Sim, "havíamos". Não poderia deixar aquela garotinha ali, sozinha à própria sorte, no meio desse apocalipse gelado. Então a trouxe comigo. Ela, por outro lado, parecia extremamente amedrontada em seguir o último desejo de sua mãe. Não era para menos, sair com um estranho em meio ao apocalipse não era lá uma ideia muito animadora. Ainda mais quando se acaba de perder sua mãe. Mas naquele momento, eu era a única chance daquela garota sobreviver, e, mesmo com a pouca idade, ela também sabia disso.

Não irei mentir. A ideia de apenas fingir que nada disso tinha ocorrido, voltar para a cabana e terminar o que havia começado veio à minha mente. Ideia tentadora. Afinal, depois de morto, não me lembraria de nada daquilo. Mas as palavras daquela mulher, a promessa que ela me fez jurar, pairavam na minha mente a todo vapor.

Estávamos quase chegando à cabana. Até aquele instante, ninguém tinha dito absolutamente nada. Nem ao menos sabia seu nome. A única coisa que sabia é que, naquele momento, eu deveria estar morto, com uma bala encravada no meu crânio. Ao invés disso, estava bancando a babá com uma recém-órfã que vestia um casaco bem maior que ela e uma mochila nas costas, e carregando um pequeno urso marrom de pelúcia, o qual, até aquele instante, não tinha largado. Já estava anoitecendo, e estávamos andando muito devagar. Aquela garotinha estava nos atrasando com suas pernas pequenas, e, se mantivéssemos aquele ritmo, morreríamos de frio antes de chegarmos ao nosso destino.
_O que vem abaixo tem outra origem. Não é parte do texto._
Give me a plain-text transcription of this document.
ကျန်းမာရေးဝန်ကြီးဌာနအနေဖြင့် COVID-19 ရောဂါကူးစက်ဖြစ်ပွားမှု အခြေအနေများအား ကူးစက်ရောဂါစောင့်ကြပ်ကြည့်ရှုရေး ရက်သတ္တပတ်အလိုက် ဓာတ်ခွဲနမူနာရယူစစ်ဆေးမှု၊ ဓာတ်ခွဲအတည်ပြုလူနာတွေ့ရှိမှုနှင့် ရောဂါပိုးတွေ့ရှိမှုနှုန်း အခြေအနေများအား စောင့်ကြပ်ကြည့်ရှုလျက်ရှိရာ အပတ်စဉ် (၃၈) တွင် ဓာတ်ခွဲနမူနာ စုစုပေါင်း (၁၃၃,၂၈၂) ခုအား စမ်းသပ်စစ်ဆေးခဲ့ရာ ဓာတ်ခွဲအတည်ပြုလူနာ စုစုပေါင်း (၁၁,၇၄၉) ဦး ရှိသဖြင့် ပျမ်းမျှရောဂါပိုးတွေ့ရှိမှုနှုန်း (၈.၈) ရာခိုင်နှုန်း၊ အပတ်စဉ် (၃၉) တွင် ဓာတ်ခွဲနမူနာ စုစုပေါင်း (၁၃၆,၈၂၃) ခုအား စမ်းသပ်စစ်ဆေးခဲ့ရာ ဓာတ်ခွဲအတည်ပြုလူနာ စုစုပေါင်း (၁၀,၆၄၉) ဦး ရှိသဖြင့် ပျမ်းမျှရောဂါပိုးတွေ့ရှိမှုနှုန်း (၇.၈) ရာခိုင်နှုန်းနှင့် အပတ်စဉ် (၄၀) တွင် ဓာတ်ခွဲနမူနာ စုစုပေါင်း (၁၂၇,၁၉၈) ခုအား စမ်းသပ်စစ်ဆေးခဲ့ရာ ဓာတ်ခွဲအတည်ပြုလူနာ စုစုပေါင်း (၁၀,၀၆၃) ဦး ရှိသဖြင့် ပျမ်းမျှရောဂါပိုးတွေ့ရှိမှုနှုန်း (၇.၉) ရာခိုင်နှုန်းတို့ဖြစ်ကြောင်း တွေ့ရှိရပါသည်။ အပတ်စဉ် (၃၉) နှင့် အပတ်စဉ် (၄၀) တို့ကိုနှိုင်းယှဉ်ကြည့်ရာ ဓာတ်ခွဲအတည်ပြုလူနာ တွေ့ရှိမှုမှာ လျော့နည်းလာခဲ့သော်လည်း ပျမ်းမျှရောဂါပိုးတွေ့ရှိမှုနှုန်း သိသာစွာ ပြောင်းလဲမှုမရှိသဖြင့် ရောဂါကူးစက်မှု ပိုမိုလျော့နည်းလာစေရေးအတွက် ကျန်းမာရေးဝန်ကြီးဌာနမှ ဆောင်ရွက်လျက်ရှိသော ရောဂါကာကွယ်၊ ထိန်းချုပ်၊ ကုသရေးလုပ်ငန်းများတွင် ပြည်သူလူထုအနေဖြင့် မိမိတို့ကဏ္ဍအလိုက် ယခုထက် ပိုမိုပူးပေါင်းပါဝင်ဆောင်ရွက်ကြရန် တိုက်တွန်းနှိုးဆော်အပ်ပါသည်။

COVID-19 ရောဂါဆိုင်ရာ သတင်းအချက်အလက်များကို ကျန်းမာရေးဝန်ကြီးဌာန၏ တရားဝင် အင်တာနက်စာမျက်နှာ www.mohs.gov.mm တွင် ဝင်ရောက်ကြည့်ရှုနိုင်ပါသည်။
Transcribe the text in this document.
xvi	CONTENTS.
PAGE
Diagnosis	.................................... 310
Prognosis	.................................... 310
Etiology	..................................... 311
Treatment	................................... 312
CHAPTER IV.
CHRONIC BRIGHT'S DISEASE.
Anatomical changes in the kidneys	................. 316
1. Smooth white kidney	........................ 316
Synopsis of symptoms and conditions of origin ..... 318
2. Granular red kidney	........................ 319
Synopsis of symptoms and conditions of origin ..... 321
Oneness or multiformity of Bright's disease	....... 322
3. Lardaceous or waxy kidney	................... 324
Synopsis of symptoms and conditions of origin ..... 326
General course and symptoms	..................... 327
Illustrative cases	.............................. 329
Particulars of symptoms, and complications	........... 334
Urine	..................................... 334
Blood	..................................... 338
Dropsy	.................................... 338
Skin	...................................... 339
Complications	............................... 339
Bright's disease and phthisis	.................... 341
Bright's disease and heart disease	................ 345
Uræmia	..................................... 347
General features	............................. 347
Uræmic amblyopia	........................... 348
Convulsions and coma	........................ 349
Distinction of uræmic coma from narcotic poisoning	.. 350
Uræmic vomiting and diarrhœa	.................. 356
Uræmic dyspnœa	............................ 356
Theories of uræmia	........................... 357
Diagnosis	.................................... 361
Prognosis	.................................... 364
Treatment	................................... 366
E ainda havia os lobos... ah, aqueles caninos desgraçados viviam andando em bandos, e se encontrássemos com um deles, certamente estaríamos em apuros, já que o único objeto que tinha para nos defender era a pistola, que continha apenas uma bala. Por sorte, pouco tempo depois, chegamos na cabana.

Já era noite, e sabia que, uma hora ou outra, precisaria quebrar o silêncio, que já durava uma eternidade.

— Foi um longo dia, deve estar com fome — disse, abrindo uma das últimas latas de sopa que havia achado no armário.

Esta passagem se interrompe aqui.